• Uber va payer un règlement moyen d'un peu moins de 34.000 dollars à chacun de ses 56 employés, actuels et anciens, impliqués dans une affaire de harcèlement sexuel.
  • La société va également payer 485 ingénieurs femmes et ingénieurs issus de minorités dans le cadre d'une action collective accusant l'entreprise de discrimination salariale. Ils recevront 11.000 dollars chacun en moyenne.
  • Le montant total des règlements s'élève à 7,2 millions de dollars.

Uber va devoir payer d'énormes sommes d'argent pour régler une affaire de harcèlement sexuel avec 56 employés, actuels et anciens, ainsi que 485 ingénieurs femmes et ingénieurs issus de minorités qui l'accusent de discrimination.

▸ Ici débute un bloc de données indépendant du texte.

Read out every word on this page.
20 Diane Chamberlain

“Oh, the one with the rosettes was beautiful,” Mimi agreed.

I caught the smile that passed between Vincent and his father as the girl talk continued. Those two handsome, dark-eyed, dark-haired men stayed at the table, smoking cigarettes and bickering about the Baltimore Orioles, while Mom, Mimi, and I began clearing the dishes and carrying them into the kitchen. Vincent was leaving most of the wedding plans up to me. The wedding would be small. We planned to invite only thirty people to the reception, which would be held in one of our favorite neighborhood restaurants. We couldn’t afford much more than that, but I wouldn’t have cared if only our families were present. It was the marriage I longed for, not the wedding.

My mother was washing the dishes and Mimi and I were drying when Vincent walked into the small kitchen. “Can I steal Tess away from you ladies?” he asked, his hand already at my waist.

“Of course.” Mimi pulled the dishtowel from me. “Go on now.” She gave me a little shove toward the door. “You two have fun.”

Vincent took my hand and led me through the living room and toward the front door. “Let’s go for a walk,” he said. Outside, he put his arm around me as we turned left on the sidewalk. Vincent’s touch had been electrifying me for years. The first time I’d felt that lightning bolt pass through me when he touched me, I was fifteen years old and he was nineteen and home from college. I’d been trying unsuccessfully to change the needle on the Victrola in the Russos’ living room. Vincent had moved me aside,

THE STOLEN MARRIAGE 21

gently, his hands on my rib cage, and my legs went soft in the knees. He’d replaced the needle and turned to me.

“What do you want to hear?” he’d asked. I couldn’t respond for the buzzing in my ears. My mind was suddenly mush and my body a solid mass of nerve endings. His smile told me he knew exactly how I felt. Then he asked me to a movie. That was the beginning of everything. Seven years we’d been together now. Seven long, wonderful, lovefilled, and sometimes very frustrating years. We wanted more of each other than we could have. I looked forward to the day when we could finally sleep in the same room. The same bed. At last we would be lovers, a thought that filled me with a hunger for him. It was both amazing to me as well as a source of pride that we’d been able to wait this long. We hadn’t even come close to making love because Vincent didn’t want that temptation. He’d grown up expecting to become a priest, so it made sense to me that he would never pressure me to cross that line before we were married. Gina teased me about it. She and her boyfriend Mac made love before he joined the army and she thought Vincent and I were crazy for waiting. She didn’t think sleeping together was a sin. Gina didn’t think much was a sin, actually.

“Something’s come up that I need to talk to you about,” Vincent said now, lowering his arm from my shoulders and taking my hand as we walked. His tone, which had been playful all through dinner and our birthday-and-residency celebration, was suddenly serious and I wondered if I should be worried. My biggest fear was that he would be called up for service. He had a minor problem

Chacun des 56 plaignants recevra 33.928,57 dollars en moyenne, ce qui représente un peu moins de 1,9 million de dollars. En outre, les 56 font partie d'un recours collectif plus vaste, composé de 485 ingénieurs femmes et ingénieurs issus de minorités qui accusent la société de discrimination salariale. Chacun de ces demandeurs recevra en moyenne 11.000 dollars chacun, soit un total d'un peu plus de 5,3 millions de dollars. En tout, la somme de ces paiements est de 7,2 millions de dollars.

Les chiffres moyens de ces règlements ont été rapportés pour la première fois par Bloomberg, citant des documents soumis à un juge fédéral à Oakland, en Californie, lundi 20 août.

Avant que les paiements puissent avoir lieu, les règlements doivent être approuvés par le tribunal, ce qui devrait arriver d'ici novembre, et les plaignants ont toujours le droit de s'y opposer.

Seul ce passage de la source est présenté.